Running demo on a local machine

  1. run mvn clean install from root directory

  2. Launch InsightEdge ./sbin/insightedge mode demo

  3. Launch Kafka. Set KAFKA_HOME env var with export KAFKA_HOME=<path/to/kafka> and then run ./scripts/start-local.sh

  4. Launch Feeder `java -cp feeder/target/feeder-??????-jar-with-dependencies.jar org.insightedge.geodemo.feeder.Feeder

  5. Submit InsightEdge processing from InsightEdge directory ./bin/insightedge-submit --class org.insightedge.geodemo.processing.DymanicPriceProcessor --master spark://127.0.0.1:7077 /path/to/insightedgeProcessing.jar spark://127.0.0.1:7077. Alternatively you can run from IDE with Embedded Spark, see org.insightedge.geodemo.processing.DymanicPriceProcessor.

  6. Launch web app with ./scripts/start-web.sh

  7. Open http://localhost:9000

Summary

We've shown how to create a demo application that processes the data stream using InsightEdge geospatial features.
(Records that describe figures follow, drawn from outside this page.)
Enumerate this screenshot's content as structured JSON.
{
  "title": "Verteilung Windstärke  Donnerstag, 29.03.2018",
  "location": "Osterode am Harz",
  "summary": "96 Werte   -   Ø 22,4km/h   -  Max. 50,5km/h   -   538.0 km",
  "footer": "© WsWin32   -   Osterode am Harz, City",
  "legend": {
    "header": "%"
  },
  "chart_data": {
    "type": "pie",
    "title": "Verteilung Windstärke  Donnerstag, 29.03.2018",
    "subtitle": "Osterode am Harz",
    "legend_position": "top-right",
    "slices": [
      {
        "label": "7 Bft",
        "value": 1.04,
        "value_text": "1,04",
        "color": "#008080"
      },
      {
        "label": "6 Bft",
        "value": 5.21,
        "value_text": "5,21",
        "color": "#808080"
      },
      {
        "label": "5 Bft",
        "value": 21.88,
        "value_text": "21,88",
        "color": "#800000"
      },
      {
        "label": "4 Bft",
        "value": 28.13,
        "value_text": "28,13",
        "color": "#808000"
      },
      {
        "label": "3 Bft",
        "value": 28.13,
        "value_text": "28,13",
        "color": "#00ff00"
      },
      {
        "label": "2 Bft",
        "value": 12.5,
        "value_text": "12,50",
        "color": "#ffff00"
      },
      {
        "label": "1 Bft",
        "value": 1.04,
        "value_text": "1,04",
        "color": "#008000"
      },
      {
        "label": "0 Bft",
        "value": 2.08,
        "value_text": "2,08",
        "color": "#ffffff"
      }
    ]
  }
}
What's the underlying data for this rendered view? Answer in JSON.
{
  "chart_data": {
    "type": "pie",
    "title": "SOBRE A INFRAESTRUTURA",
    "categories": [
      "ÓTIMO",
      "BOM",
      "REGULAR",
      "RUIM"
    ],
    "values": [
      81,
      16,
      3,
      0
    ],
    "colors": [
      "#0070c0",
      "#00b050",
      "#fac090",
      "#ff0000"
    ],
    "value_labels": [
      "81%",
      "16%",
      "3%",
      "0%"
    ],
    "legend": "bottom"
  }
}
An alternative approach for implementing dynamic price surging can use machine learning clustering algorithms to split order requests into clusters and calculate if the demand within a cluster is higher than the supply. This streaming application saves the cluster details in the datagrid. Then, to determine the price we execute a geospatial datagrid query to find which cluster the given location belongs to.